Het verhaal van Hüseyin Baybasin

“De groten noemen we bij hun naam; in Turkije kent iedereen ze en ook de betrokkenen zelf zouden verbaasd zijn als we hun namen niet zouden noemen. Zij hebben bekendheid verworven met daden die ze zelf overwegend helemaal niet als oneervol beschouwen. Dat zij zelfs teleurgesteld zouden zijn als we ze niet zouden noemen, is natuurlijk geen argument geweest.”

Aldus het tweetal criminologen, tevens politicologen, antropologen en verhalenvertellers Frank Bovenkerk en Yücel Yeşilgöz . In het boek De Maffia van Turkije van 1998 laten zij Baybaşin zijn verhaal vertellen. Zij, de schrijvers, tekenden het voor de geschiedenis op. De voorgeschiedenis:

“7. HET VERHAAL VAN HUSEYIN BAYBASIN   257

Opgroeien in het Koerdische zuidoosten van Turkije   260
De opbouw van een criminele carriere   262
Drugshandelaar  270
Koerdische bewustwording   274
Smokkelmysteries in de Perzische Golf en Rode Zee    285
Namus   289″

Baybaşin heeft zijn verhaal volgens de schrijvers openhartig en zonder enige terughoudendheid verteld, begin 1996 in een 20-tal gesprekken tijdens zijn detentie in een Nederlandse gevangenis. Zich blijkbaar niet bewust dat hier in Nederland andere mores gelden dan in Turkije, vertelde hij spontaan over zijn criminele handel en wandel vanaf zijn vroegste jeugd tot dan, met de laatste jaren als voortvarende zakenman.

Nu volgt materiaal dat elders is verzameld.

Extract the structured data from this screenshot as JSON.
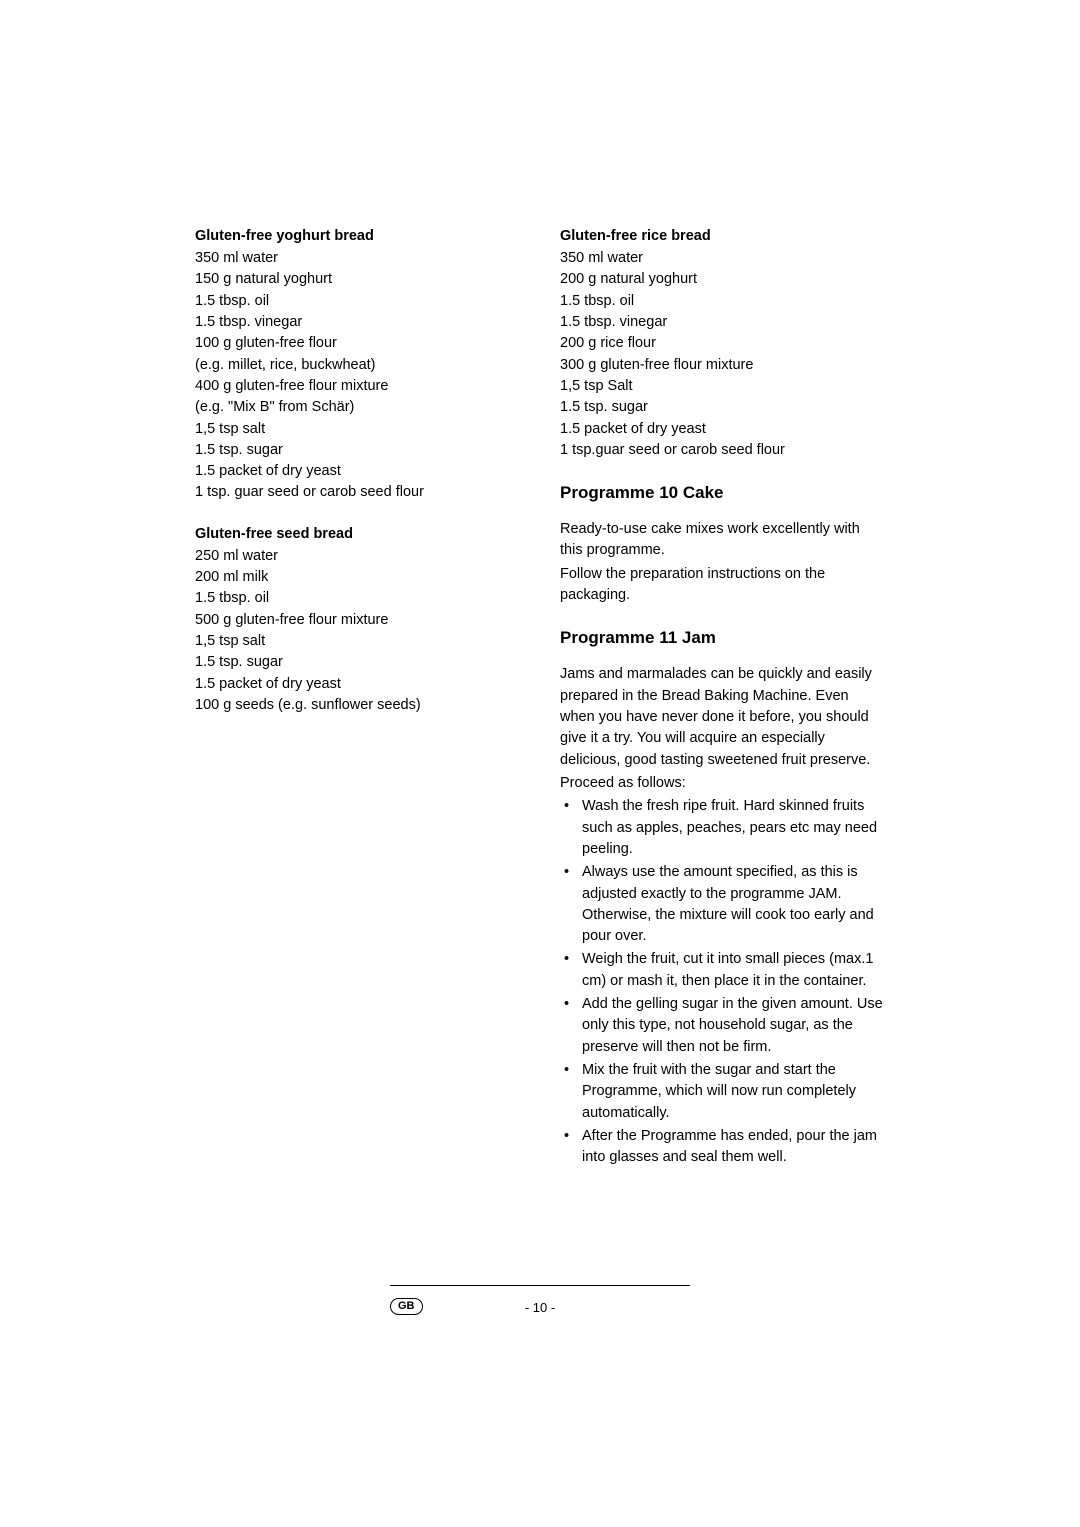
{
  "left": {
    "r1": {
      "title": "Gluten-free yoghurt bread",
      "lines": [
        "350 ml water",
        "150 g natural yoghurt",
        "1.5 tbsp. oil",
        "1.5 tbsp. vinegar",
        "100 g gluten-free flour",
        "(e.g. millet, rice, buckwheat)",
        "400 g gluten-free flour mixture",
        "(e.g. \"Mix B\" from Schär)",
        "1,5 tsp salt",
        "1.5 tsp. sugar",
        "1.5 packet of dry yeast",
        "1 tsp. guar seed or carob seed flour"
      ]
    },
    "r2": {
      "title": "Gluten-free seed bread",
      "lines": [
        "250 ml water",
        "200 ml milk",
        "1.5 tbsp. oil",
        "500 g gluten-free flour mixture",
        "1,5 tsp salt",
        "1.5 tsp. sugar",
        "1.5 packet of dry yeast",
        "100 g seeds (e.g. sunflower seeds)"
      ]
    }
  },
  "right": {
    "r3": {
      "title": "Gluten-free rice bread",
      "lines": [
        "350 ml water",
        "200 g natural yoghurt",
        "1.5 tbsp. oil",
        "1.5 tbsp. vinegar",
        "200 g rice flour",
        "300 g gluten-free flour mixture",
        "1,5 tsp Salt",
        "1.5 tsp. sugar",
        "1.5 packet of dry yeast",
        "1 tsp.guar seed or carob seed flour"
      ]
    },
    "prog10": {
      "title": "Programme 10 Cake",
      "p1": "Ready-to-use cake mixes work excellently with this programme.",
      "p2": "Follow the preparation instructions on the packaging."
    },
    "prog11": {
      "title": "Programme 11 Jam",
      "p1": "Jams and marmalades can be quickly and easily prepared in the Bread Baking Machine. Even when you have never done it before, you should give it a try. You will acquire an especially delicious, good tasting sweetened fruit preserve.",
      "p2": "Proceed as follows:",
      "bullets": [
        "Wash the fresh ripe fruit. Hard skinned fruits such as apples, peaches, pears etc may need peeling.",
        "Always use the amount specified, as this is adjusted exactly to the programme JAM. Otherwise, the mixture will cook too early and pour over.",
        "Weigh the fruit, cut it into small pieces (max.1 cm) or mash it, then place it in the container.",
        "Add the gelling sugar in the given amount. Use only this type, not household sugar, as the preserve will then not be firm.",
        "Mix the fruit with the sugar and start the Programme, which will now run completely automatically.",
        "After the Programme has ended, pour the jam into glasses and seal them well."
      ]
    }
  },
  "footer": {
    "badge": "GB",
    "page": "- 10 -"
  }
}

De schrijvers vatten het als volgt samen:

 

Baybaşins hoofdstuk met zijn verhaal was volgens de schrijvers dus niet meer dan een ‘mooie’ illustratie van de typische carrière van een Turks Koerdische onderwereldbaas, zoals de schrijvers Baybaşin zichzelf laten introduceren: het ‘beresterke’ product van een traditionele stam die nog leeft met zaken als eer en bloedwraak en zich had ontwikkeld tot een maffiabaas van mythische proportie. De baba’s zelf doen alles aan imagebuilding om die status onder de het volk te bemachtigen. Nou dan weten de lezers het wel.

En ondanks de opgetekende geschiedenis worden de criminologen op 27 maart dan toch nog ‘overvallen’ door het bericht dat hij is gearresteerd. Nee, dat hadden ze blijkbaar nooit verwacht immers hij ‘leek’ het leven te leiden van een inmiddels keurige getrouwde zakenman.

De schrijvers treft geen blaam, want wat lezen we op blz 42; “De gevoeligheid van het materiaal noopt tot uiterste zorgvuldigheid; we hebben dan ook geen feiten vermeld die we niet volledig kunnen verantwoorden” 

Twee datums die de aandacht trekken:

*24 december 1995: de dag dat baybasin werd aangehouden.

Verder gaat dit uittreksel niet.